Note that, even if $\{\lvert X_i\rvert^p,i\geqslant 1\}$ is uniformly integrable, an $X$ in $L^p$ dominating the tails up to a constant may fail to exist. Indeed, let $X_i$ taking the values $2^{i/p}$, $-2^{i/p}$ and $0$ with respective probabilities $1/(i2^i)$, $1/(i2^i)$, and $1-2/(i2^i)$, $i\geqslant 2$. Observe that $$ \mathbb E\left[\lvert X_i\rvert^p\mathbf{1}_{\{\lvert X_i\rvert>R\}}\right] =\frac 1i\mathbf{1}_{R<2^i} \leqslant \frac{1}{\log_2 R}$$ which gives uniform integrability.

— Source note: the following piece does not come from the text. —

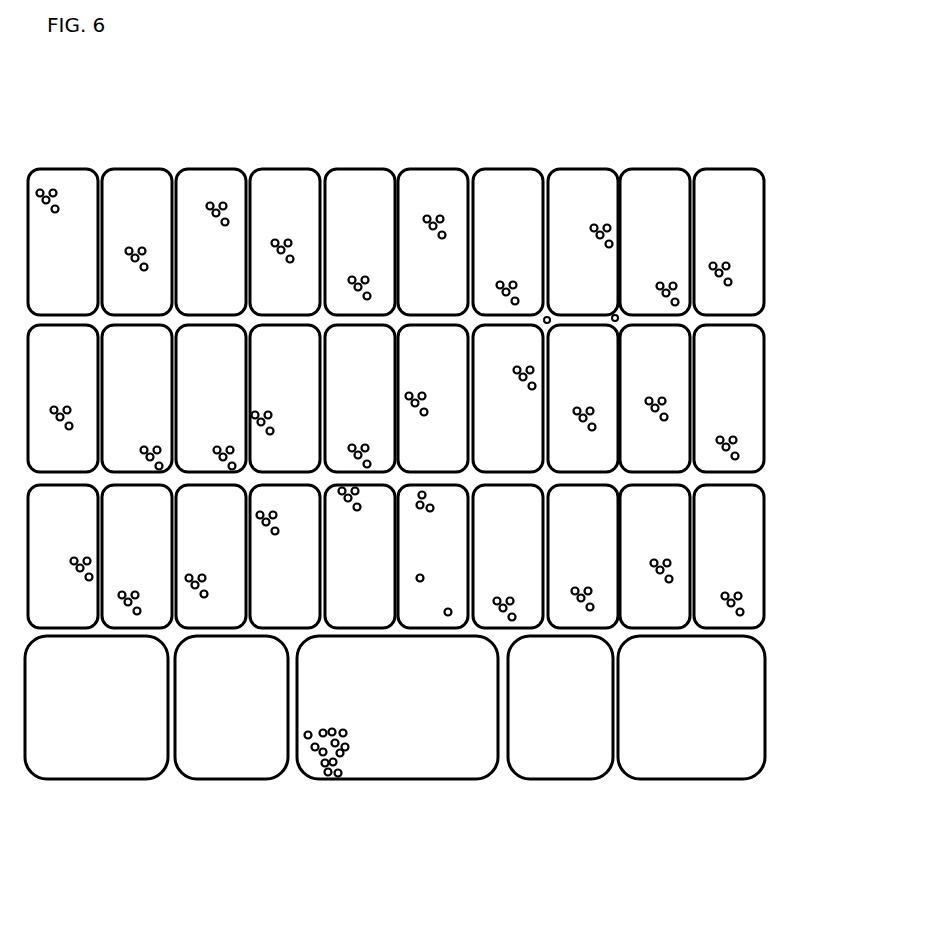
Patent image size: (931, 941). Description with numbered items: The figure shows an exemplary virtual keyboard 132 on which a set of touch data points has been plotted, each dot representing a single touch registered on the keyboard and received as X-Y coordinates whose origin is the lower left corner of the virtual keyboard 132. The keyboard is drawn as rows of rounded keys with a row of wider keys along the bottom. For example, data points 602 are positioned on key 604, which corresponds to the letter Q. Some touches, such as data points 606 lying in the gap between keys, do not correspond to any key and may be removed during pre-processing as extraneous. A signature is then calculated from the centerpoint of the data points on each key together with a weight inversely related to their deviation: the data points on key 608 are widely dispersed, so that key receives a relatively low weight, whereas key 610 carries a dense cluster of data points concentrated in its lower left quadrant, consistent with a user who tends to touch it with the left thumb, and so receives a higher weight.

And if $Y\in L^p$ is such that $$\mathbb{P}(\vert X_i \vert > z) \leqslant C \mathbb{P}(\vert Y \vert > z),$$ then $$ \mathbb P\left(Y>2^{i/p}\right)\geqslant C^{-1}\mathbb P\left(\lvert X_{i+1}\rvert>2^{i/p}\right) =\frac 1{i2^i} $$ hence the series $\sum_i 2^i\mathbb P\left(Y>2^{i/p}\right)$ diverges.